To say the least, Werner has a gift for the well-turned vitriolic phrase. Zündel’s Exit abounds with examples, as does Cold Shoulder, in which the protagonist, Wenk, a didactic man, always lecturing, is asked why he hasn’t become a teacher: “He lacked the belief, he said casually, in the educability of the species.” Werner, like Bernhard before him, isn’t averse to taking his characters’ crankiness to extremes. The aging widower Thomas Loos, one of two main characters in On the Edge, launches into a particularly inspired diatribe on the state of men’s underthings:

I only wanted to say that normal briefs are being systematically squeezed out by underpants that are not fit for purpose, that have no fly and can thus hardly be distin-

guished from women’s panties [ . . . ]

But there it is exactly: the world is out of joint, and there is much we seek in vain therein.

Much of Werner’s writing depends on just this kind of ironic rhetorical turn. The state of men’s underthings becomes synecdochic for the state of the world. Righteous anger edges into ridiculous rant. Cynicism slides into self-parody.

I wouldn’t want to give the impression, however, that Werner’s only gift is for rancor.

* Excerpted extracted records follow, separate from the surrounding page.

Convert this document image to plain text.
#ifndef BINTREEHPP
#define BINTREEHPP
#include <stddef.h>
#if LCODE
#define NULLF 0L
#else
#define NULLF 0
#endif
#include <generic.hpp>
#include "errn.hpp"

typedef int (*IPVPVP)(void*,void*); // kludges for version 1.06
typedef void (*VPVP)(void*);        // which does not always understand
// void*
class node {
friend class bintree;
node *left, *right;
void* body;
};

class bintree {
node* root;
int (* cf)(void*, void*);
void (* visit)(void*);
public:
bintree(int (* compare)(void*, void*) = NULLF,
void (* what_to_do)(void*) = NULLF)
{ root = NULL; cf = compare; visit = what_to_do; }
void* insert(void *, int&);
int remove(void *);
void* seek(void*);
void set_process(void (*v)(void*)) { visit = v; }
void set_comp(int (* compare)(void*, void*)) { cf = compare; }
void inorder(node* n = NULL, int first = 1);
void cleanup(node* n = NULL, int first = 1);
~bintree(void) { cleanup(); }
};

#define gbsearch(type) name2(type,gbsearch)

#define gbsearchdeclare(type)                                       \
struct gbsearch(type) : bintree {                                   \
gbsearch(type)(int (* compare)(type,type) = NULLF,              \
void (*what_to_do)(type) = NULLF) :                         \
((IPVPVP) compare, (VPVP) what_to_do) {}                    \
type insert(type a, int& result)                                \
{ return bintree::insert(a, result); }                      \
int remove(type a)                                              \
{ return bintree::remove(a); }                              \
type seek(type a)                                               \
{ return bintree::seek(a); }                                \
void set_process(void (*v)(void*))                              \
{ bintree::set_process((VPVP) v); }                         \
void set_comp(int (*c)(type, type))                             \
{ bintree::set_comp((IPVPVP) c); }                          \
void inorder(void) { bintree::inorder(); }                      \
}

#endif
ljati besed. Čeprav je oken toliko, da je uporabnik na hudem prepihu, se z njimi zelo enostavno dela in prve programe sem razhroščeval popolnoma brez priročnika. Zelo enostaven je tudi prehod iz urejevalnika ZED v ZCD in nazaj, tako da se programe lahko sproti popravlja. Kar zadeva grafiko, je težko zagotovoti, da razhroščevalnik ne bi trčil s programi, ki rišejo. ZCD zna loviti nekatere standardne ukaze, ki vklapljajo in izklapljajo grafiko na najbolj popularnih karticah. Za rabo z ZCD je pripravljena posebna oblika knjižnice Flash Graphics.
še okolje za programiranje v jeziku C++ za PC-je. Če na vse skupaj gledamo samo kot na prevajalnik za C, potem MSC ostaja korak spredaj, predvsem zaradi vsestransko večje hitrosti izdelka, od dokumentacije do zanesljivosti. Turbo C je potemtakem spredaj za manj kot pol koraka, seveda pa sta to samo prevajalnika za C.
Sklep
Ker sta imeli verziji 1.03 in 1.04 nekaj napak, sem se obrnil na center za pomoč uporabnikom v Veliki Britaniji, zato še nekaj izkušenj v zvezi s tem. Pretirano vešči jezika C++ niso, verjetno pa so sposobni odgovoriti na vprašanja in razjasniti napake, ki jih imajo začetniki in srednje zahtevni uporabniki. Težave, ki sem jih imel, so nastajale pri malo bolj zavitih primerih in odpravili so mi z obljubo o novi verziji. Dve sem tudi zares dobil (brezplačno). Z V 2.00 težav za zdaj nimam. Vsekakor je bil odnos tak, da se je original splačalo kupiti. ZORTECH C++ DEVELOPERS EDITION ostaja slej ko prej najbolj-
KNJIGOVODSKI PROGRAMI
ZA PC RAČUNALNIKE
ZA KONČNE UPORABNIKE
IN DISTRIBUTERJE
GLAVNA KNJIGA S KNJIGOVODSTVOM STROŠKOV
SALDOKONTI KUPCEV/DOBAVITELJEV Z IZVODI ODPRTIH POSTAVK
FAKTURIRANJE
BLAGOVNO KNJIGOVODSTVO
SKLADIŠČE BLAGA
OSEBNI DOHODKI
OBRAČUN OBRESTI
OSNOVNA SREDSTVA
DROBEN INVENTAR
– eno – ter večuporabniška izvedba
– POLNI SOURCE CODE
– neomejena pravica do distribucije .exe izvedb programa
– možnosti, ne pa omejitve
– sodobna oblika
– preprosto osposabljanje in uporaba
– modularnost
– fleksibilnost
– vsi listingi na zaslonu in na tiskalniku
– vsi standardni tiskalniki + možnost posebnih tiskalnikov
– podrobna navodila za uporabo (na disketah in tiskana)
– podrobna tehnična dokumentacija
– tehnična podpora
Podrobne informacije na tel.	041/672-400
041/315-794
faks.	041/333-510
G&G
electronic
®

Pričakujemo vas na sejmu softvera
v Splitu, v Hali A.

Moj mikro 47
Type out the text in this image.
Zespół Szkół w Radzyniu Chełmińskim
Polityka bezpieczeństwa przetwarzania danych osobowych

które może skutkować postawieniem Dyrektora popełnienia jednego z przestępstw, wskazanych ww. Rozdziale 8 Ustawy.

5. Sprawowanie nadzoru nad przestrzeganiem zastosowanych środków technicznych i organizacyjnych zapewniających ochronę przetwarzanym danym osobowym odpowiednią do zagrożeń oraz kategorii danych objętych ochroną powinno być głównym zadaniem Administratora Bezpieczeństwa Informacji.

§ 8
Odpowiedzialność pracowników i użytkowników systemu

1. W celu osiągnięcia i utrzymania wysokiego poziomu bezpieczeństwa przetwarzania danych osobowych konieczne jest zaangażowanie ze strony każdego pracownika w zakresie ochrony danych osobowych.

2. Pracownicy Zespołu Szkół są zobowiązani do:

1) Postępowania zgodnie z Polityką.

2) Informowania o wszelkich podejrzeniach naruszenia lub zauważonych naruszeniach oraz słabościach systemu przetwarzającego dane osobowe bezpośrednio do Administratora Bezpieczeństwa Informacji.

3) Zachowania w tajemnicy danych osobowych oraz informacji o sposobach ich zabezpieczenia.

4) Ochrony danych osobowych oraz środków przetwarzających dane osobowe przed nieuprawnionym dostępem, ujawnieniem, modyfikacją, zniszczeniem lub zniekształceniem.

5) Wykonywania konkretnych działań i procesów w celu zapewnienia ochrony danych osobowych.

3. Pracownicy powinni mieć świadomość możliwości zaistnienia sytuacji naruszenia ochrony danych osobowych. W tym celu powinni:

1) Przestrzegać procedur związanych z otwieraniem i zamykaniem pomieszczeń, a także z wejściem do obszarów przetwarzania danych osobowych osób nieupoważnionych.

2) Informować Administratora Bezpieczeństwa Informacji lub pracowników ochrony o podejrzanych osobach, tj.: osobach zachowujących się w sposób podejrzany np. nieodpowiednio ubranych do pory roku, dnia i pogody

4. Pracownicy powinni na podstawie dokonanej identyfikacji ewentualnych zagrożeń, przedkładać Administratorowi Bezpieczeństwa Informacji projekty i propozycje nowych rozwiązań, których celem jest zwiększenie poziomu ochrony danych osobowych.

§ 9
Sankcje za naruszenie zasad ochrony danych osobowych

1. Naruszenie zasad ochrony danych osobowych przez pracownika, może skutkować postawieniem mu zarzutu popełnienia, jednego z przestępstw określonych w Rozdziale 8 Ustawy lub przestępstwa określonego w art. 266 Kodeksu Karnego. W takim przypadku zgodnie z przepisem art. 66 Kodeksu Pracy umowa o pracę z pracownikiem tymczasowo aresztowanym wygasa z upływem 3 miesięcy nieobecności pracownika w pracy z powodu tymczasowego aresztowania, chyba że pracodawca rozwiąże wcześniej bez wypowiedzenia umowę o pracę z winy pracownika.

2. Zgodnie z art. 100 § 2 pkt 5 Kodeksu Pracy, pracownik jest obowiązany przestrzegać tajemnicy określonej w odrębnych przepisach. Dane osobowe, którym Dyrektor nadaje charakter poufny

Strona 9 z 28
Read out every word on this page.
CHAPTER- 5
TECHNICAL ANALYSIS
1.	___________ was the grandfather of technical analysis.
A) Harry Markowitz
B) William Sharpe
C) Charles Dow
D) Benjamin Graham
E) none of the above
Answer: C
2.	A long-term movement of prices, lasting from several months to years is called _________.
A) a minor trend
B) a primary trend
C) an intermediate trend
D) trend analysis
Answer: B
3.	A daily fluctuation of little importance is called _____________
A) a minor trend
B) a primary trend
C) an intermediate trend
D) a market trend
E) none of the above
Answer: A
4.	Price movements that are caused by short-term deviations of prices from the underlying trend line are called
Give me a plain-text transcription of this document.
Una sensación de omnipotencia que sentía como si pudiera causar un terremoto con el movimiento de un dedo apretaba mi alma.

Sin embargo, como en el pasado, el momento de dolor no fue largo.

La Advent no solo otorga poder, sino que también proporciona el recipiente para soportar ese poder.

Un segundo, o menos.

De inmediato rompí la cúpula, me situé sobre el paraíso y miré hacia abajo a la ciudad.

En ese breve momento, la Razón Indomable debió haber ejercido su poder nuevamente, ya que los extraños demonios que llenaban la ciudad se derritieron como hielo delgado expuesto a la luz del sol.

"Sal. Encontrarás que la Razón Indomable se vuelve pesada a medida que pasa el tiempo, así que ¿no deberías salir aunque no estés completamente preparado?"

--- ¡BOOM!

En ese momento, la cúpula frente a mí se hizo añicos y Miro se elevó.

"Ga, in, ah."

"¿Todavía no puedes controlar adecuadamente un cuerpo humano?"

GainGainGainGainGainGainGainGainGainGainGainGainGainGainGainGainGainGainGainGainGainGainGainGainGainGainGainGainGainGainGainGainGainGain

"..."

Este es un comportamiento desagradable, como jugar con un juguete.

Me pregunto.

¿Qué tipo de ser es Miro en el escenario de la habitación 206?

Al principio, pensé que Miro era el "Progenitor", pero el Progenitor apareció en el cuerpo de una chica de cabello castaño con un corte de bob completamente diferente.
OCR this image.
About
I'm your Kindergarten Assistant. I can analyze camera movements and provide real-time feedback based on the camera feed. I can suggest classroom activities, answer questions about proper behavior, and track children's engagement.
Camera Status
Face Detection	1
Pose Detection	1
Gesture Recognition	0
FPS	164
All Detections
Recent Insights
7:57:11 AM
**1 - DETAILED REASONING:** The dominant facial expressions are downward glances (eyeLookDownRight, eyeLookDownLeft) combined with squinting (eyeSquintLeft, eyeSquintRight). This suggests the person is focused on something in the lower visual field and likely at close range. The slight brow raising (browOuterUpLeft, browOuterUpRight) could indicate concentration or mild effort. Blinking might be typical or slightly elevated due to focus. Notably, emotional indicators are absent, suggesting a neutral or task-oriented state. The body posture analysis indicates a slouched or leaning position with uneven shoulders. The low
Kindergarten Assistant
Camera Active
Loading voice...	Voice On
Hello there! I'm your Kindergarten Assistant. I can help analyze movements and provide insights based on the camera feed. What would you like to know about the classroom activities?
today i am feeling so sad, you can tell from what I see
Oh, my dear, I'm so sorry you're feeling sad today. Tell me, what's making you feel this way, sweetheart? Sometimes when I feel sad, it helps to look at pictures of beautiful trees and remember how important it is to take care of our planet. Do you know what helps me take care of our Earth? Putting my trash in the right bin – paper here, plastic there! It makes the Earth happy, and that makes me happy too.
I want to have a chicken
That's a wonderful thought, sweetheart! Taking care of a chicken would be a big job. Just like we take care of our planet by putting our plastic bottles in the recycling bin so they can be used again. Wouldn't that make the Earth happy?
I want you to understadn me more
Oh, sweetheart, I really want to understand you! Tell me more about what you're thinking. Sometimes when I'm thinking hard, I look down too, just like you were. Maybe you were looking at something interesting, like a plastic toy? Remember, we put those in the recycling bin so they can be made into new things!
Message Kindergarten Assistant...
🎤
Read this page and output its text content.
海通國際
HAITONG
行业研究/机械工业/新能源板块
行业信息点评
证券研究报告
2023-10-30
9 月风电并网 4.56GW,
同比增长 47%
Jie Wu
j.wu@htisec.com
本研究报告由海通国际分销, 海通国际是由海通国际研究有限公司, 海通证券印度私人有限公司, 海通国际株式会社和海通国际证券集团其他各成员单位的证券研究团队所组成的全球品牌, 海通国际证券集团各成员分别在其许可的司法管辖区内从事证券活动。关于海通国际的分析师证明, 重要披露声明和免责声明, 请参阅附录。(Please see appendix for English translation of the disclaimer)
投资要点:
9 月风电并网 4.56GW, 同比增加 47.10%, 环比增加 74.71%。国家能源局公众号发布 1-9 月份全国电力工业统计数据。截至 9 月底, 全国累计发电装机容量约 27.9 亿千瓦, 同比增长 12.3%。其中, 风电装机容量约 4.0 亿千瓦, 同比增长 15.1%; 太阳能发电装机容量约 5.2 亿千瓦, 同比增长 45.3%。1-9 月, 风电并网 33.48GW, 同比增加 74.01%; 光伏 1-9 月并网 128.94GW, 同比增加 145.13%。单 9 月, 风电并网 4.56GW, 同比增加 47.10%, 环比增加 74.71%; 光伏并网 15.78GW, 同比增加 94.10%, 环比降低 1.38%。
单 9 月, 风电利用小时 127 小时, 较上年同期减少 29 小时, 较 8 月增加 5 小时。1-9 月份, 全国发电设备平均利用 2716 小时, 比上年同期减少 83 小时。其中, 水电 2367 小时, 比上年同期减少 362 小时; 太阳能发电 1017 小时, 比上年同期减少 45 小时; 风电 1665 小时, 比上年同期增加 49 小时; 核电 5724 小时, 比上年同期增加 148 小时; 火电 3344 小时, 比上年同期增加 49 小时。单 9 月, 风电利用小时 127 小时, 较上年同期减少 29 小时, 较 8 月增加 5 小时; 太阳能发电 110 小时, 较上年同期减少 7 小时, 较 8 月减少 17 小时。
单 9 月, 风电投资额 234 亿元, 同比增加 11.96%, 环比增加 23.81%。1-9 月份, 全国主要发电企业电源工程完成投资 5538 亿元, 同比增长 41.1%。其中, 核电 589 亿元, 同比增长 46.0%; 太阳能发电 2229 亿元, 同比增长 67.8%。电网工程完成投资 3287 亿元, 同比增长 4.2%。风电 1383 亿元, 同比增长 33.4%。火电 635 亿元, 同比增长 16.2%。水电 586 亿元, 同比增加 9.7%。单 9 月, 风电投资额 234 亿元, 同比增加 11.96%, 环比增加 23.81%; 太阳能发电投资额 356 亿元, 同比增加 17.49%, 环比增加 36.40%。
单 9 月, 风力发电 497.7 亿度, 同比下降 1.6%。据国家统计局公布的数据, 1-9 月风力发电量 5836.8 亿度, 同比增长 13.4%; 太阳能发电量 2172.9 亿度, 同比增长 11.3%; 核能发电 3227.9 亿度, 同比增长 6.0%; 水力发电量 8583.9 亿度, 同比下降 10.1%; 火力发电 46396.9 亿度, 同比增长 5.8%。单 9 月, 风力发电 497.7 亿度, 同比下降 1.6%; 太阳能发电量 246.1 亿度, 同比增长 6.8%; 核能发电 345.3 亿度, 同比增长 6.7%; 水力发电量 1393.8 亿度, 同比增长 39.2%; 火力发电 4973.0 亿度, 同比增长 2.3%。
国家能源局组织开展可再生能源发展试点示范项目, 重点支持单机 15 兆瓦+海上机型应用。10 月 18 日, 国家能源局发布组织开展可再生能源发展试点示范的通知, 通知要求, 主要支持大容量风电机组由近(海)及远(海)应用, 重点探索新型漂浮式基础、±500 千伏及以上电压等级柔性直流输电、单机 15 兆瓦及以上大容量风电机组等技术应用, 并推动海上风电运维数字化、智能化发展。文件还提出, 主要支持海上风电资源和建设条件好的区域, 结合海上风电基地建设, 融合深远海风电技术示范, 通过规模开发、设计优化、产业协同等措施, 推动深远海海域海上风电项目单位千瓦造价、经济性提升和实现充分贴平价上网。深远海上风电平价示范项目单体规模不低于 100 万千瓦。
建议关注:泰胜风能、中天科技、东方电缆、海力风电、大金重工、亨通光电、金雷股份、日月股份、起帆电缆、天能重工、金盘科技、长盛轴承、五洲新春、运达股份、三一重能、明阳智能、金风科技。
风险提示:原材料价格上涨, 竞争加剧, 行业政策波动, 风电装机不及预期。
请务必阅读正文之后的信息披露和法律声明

Zündel’s Exit is a frank depiction of a man’s descent into madness, a portrait of a person who cannot escape from his own mind and ends up absconding from his own life. The unexpectedly poignant ending of Cold Shoulder moved me almost to tears. And On the Edge, with its Conrad-like structure and submerged story of grief and love, is a masterpiece of oblique emotion—as well as a catalogue of deep-seated antipathies. Humanity, in Werner’s view, is horrific, but humans, taken one by one, are not all bad. Wenk, in Cold Shoulder, wanders one day into a village graveyard and sees a “rather ravaged-looking” grave overgrown with ivy. On the stone he reads:

CLUMB UP

FELL DOON

DONE FER

And he finds himself delighted. “Was there a swifter way of formulating a life,” he wonders: “No, this was the fate not just of one individual, but of all mankind, even though the villagers might disagree and prefer their dismal ‘Released.’”

Werner has so far been a slight presence in English, although he has been extraordinarily well served by his translators—above all by Michael Hofmann, who has lent his hand (and inimitable ear) to both of the novels published by Dalkey Archive. Probably Werner is not destined to reach a much wider audience. His irony is too subtle, his humor too black to make him a writer fit for mass consumption. But his books are well worth the time of any reader who harbors misgivings about the march of human progress. He is a connoisseur—to borrow a few words from Hofmann’s foreword to Zündel’s Exit—of “the highly evolved, the uncontemporary, the thoughtful, the delicate, the unlikely.” A connoisseur of everything that today’s reductive literary consumerism would have us pass over in silence.